While both the FTC and CDT are actively involved in attempts to bring suspected purveyors of spyware to court and stop them from distributing illegal code to end-users, the agencies appear to be divided over whether the new laws will result in more prosecutions.

The CDT supports passage of all three proposed bills, claiming that any additional laws that increase civil and criminal penalties against spyware brokers and better define illegal practices will prove helpful in bringing new cases -- despite the group's recognition of flaws in all three bills.

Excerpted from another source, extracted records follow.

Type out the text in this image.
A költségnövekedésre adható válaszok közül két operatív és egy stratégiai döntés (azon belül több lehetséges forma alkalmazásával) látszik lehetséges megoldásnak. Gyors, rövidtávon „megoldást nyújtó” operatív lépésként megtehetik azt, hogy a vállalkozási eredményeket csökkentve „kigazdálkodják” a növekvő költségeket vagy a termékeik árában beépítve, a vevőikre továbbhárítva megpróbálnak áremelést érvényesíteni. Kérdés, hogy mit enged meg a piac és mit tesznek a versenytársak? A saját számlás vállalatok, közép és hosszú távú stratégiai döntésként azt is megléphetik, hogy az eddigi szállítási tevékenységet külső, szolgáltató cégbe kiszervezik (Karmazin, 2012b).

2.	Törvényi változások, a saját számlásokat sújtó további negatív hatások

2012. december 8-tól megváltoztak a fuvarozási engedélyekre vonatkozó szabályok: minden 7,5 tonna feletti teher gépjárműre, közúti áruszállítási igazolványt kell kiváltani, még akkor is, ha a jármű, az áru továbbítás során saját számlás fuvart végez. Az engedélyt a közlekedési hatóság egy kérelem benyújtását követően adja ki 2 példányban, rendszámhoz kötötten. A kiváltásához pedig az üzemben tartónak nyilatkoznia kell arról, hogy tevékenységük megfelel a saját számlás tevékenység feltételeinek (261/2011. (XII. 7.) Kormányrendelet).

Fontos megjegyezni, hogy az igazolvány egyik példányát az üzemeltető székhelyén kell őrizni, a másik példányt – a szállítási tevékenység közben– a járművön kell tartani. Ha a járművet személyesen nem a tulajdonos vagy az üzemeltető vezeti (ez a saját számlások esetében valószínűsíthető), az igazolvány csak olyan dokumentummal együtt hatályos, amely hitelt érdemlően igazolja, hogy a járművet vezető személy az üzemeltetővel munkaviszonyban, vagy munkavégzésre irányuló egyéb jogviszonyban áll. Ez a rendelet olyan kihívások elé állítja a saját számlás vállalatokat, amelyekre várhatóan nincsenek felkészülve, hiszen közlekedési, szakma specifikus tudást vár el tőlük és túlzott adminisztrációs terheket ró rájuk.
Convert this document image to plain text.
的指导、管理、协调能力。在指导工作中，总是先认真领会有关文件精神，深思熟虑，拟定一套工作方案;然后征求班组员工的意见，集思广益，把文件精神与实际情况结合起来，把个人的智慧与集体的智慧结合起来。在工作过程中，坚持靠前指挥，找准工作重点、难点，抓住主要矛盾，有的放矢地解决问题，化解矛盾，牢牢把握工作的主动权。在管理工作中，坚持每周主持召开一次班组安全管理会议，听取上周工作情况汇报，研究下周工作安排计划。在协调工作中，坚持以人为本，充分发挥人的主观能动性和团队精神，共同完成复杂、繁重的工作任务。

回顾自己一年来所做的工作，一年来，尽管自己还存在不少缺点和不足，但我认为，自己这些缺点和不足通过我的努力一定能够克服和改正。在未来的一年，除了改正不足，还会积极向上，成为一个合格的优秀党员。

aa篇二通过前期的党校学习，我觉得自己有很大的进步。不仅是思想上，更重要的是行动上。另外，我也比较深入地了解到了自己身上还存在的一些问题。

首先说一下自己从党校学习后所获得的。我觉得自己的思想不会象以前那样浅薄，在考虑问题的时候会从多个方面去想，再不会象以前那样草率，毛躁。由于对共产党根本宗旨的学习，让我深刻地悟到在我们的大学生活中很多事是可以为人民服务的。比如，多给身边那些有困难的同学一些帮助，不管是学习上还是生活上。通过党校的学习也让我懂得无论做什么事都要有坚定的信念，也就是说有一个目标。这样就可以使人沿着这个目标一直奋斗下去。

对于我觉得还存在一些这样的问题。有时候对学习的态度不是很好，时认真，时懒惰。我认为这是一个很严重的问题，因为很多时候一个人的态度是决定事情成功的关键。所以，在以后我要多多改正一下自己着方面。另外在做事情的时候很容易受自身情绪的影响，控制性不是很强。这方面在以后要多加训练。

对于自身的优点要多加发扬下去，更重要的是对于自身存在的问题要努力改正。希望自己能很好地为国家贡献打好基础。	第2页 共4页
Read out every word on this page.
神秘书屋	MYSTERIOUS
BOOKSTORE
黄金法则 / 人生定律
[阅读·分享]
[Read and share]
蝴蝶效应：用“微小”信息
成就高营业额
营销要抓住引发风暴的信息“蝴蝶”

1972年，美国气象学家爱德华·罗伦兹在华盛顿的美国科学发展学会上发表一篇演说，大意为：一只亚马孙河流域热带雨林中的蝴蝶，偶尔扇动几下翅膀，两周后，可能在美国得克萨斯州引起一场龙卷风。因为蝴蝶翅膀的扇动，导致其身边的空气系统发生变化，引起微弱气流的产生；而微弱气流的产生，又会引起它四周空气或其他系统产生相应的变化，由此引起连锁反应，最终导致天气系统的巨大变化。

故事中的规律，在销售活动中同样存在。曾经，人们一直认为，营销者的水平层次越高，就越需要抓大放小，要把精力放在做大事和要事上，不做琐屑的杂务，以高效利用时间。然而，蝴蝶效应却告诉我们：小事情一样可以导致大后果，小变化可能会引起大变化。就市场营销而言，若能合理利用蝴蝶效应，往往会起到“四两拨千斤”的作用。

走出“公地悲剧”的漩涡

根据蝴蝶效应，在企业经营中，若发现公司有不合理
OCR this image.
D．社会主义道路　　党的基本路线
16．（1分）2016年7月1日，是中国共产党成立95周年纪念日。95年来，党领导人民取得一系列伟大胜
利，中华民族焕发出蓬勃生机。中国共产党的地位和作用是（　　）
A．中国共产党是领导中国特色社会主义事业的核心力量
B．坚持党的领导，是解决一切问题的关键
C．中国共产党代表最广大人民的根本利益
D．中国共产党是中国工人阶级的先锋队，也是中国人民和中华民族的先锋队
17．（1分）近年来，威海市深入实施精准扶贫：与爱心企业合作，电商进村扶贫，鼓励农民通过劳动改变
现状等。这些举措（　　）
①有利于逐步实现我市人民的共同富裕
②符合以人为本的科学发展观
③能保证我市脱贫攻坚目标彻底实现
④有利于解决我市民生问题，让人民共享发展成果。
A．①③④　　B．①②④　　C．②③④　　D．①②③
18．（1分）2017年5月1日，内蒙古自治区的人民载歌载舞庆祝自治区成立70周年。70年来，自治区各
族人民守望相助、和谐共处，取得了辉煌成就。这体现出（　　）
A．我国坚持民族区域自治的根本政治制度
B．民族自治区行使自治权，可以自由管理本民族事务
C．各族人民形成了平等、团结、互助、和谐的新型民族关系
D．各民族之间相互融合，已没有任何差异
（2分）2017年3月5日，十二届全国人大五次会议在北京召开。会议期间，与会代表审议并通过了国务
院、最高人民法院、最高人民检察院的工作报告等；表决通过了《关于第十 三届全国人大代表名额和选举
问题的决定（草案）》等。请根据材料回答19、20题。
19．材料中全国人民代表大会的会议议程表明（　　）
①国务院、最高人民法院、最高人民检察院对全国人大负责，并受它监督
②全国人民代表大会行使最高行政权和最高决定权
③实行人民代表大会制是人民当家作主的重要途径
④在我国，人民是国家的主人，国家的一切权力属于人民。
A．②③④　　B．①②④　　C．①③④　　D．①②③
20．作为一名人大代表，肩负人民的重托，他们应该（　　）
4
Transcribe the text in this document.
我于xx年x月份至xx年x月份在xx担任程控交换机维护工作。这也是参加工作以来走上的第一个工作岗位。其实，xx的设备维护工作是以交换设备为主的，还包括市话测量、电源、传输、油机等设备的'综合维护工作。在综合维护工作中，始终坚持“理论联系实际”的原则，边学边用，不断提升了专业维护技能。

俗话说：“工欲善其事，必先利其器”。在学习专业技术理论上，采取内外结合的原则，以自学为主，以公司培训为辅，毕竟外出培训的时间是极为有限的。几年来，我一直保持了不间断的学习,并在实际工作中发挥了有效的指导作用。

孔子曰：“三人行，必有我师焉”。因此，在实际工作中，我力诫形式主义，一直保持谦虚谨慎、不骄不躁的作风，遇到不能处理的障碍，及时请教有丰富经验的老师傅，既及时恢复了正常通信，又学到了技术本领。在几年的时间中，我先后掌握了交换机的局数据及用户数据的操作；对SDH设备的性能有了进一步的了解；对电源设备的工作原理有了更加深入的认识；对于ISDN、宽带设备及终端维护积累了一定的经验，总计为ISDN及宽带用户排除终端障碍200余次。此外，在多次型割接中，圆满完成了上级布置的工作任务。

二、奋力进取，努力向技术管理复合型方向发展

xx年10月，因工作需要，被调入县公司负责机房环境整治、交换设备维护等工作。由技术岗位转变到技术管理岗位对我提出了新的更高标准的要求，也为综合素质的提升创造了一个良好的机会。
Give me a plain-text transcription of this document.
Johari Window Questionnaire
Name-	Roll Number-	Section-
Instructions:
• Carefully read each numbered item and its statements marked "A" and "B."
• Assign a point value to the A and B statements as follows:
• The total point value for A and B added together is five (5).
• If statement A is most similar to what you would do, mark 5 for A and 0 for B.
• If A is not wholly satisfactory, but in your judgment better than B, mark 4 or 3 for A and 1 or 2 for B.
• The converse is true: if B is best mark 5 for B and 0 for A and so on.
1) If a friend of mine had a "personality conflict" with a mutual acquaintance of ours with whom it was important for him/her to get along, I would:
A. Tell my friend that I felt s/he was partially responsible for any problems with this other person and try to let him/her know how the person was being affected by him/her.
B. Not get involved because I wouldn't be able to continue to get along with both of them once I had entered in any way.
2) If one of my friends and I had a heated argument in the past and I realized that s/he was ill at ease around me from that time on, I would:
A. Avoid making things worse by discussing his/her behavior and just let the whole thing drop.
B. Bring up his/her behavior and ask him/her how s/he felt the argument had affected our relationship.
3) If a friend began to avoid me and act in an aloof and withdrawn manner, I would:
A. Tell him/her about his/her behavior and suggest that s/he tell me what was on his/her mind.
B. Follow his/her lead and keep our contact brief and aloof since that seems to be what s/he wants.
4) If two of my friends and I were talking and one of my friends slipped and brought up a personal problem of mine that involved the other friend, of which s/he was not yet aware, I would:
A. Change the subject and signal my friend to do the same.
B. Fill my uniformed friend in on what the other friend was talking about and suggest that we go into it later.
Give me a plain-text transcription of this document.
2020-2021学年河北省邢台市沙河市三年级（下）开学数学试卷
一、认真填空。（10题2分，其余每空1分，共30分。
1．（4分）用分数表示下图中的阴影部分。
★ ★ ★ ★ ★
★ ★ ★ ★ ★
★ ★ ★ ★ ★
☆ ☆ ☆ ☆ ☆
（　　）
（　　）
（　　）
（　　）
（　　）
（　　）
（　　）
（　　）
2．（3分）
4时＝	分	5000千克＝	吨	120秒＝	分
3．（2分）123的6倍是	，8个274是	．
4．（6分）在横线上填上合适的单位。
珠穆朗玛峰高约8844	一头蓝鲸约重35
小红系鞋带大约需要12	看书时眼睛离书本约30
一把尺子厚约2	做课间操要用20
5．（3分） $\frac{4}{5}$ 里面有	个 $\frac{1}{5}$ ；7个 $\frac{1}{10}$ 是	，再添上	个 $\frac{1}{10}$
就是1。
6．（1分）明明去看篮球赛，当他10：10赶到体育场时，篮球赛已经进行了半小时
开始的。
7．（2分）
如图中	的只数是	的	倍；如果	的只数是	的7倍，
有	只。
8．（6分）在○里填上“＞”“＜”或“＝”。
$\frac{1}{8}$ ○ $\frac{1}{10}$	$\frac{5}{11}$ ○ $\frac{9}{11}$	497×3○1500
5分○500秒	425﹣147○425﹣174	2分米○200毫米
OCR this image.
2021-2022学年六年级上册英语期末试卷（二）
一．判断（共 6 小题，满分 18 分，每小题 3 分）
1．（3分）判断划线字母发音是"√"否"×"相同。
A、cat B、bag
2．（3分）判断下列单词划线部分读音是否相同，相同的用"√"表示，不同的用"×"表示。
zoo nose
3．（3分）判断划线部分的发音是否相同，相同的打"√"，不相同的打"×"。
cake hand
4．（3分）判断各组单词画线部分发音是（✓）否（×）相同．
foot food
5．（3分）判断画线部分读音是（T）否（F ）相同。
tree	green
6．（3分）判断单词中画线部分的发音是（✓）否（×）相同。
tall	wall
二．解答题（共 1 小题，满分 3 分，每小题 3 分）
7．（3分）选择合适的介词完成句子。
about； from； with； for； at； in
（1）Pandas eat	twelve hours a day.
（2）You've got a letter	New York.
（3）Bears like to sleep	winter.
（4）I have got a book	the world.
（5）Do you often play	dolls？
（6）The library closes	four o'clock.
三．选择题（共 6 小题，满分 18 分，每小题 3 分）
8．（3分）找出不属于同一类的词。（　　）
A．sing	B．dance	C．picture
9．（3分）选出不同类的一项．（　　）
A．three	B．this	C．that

For its part, the FTC contends that the new laws may only serve to muddle its ability to go after cyber-criminals when it finds them.

In outlining each of the bills for the assembled audience, CDT Deputy Director Ari Schwartz highlighted the group's hopes for each of the measures.

The I-SPY Act is the least controversial of the three bills in that it merely seeks to extend penalties established in the Computer Fraud and Abuse Act -- originally passed in 1986 -- and make the legal punishments for criminal hacking more severe.

The CDT is fully behind the bill and it passed through House hearings with almost no opposition, proving its overall appeal, Schwartz said.

The SPY ACT -- originally written by California Republican Rep. Mary Bono and passed by the House in previous sessions -- has proven more divisive; some businesses are expressing serious concerns about the proposal's limitations on consumer information gathering and the fact that the bill would supersede existing state anti-spyware laws.